As she passed the pool she glanced down at the phone in her hand and in a fit of pique her father would say was incredibly impulsive tossed it into the water.
‘Dammit, that was a fool thing to do.’
She spun around, not realising that Wolfe had followed so closely behind her. ‘Like climbing that dumb wall at Gilles’s. I wish I’d never done that either. Maybe then we would never have met.’
‘We would have met.’
Caught off guard by his brooding tone, she felt all her anger leave her body and for a minute stood in front of him feeling strangely lost.

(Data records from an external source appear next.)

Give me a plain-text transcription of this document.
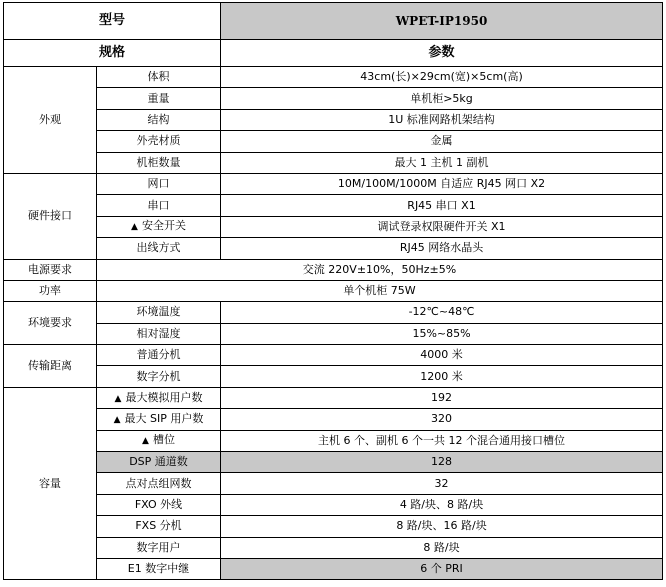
型号		WPET-IP1950
规格		参数
外观	体积	43cm(长)×29cm(宽)×5cm(高)
	重量	单机柜>5kg
	结构	1U 标准网路机架结构
	外壳材质	金属
	机柜数量	最大 1 主机 1 副机
硬件接口	网口	10M/100M/1000M 自适应 RJ45 网口 X2
	串口	RJ45 串口 X1
	▲ 安全开关	调试登录权限硬件开关 X1
	出线方式	RJ45 网络水晶头
电源要求	交流 220V±10%，50Hz±5%	
功率	单个机柜 75W	
环境要求	环境温度	-12℃~48℃
	相对湿度	15%~85%
传输距离	普通分机	4000 米
	数字分机	1200 米
容量	▲ 最大模拟用户数	192
	▲ 最大 SIP 用户数	320
	▲ 槽位	主机 6 个、副机 6 个一共 12 个混合通用接口槽位
	DSP 通道数	128
	点对点组网数	32
	FXO 外线	4 路/块、8 路/块
	FXS 分机	8 路/块、16 路/块
	数字用户	8 路/块
	E1 数字中继	6 个 PRI
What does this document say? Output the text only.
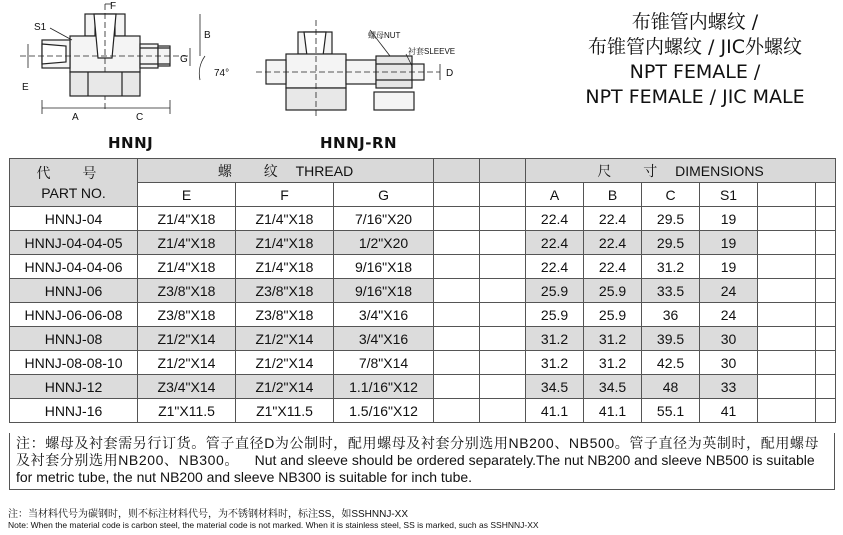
布锥管内螺纹 /
布锥管内螺纹 / JIC外螺纹
NPT FEMALE /
NPT FEMALE / JIC MALE
F
S1
B
E
A	C
G
74°
HNNJ
螺母NUT
衬套SLEEVE
D
HNNJ-RN
代 号
PART NO.	螺 纹 THREAD					尺 寸 DIMENSIONS					
	E	F	G			A	B	C	S1		
HNNJ-04	Z1/4"X18	Z1/4"X18	7/16"X20			22.4	22.4	29.5	19		
HNNJ-04-04-05	Z1/4"X18	Z1/4"X18	1/2"X20			22.4	22.4	29.5	19		
HNNJ-04-04-06	Z1/4"X18	Z1/4"X18	9/16"X18			22.4	22.4	31.2	19		
HNNJ-06	Z3/8"X18	Z3/8"X18	9/16"X18			25.9	25.9	33.5	24		
HNNJ-06-06-08	Z3/8"X18	Z3/8"X18	3/4"X16			25.9	25.9	36	24		
HNNJ-08	Z1/2"X14	Z1/2"X14	3/4"X16			31.2	31.2	39.5	30		
HNNJ-08-08-10	Z1/2"X14	Z1/2"X14	7/8"X14			31.2	31.2	42.5	30		
HNNJ-12	Z3/4"X14	Z1/2"X14	1.1/16"X12			34.5	34.5	48	33		
HNNJ-16	Z1"X11.5	Z1"X11.5	1.5/16"X12			41.1	41.1	55.1	41		
注：螺母及衬套需另行订货。管子直径D为公制时，配用螺母及衬套分别选用NB200、NB500。管子直径为英制时，配用螺母及衬套分别选用NB200、NB300。 Nut and sleeve should be ordered separately.The nut NB200 and sleeve NB500 is suitable for metric tube, the nut NB200 and sleeve NB300 is suitable for inch tube.
注：当材料代号为碳钢时，则不标注材料代号，为不锈钢材料时，标注SS，如SSHNNJ-XX
Note: When the material code is carbon steel, the material code is not marked. When it is stainless steel, SS is marked, such as SSHNNJ-XX
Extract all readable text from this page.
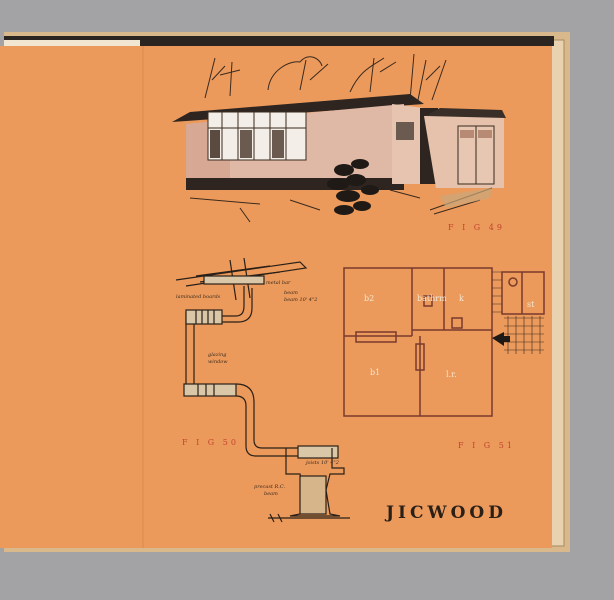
F I G 49
F I G 50	F I G 51
metal bar
laminated boards
beam
beam 10' 4"2
glazing
window
joists 10' 4"2
precast R.C.
beam
b2	bathrm k
st
b1	l.r.
JICWOOD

She needed a cup of tea. Yes, that would help her regroup. She glanced once more at the rippling pool as she stalked off. It had been stupid to toss her phone in it, particularly since she still had messages to check.
‘What are you doing now?’
Ava opened a cupboard near the kitchen sink in search of mugs. ‘Making tea. Do you want some?’
‘No. The cups are above your head.’
‘Do you have lemon verbena, by any chance?’
Wolfe expelled a long breath and some of the tension seemed to leach out of him. ‘I have no idea.’ He strode to a cupboard and started rifling through containers. ‘No. Will peppermint do?’
‘Yes.’ Their eyes connected. Held. ‘Thank you.’
* * *
Wolfe watched her pour boiling water into a mug and berated himself for letting his frustration at the situation cloud his objectivity. No wonder he hadn’t located her brother’s killer yet.
And she’d been right before. He hadn’t told her not to use her phone. He’d meant to. But that wasn’t the same thing. And mistakes like that got people killed.
Could get her killed.
Now he’d have to change their location. Find another safe place. Because he wouldn’t risk her life, no matter how small the chance that the killer had the skills to track her to the island. He didn’t know who he was dealing with and it was time to act as if he had some sort of a clue as to how to do his job.
He blew out a breath.
He needed to apologise to her. Again.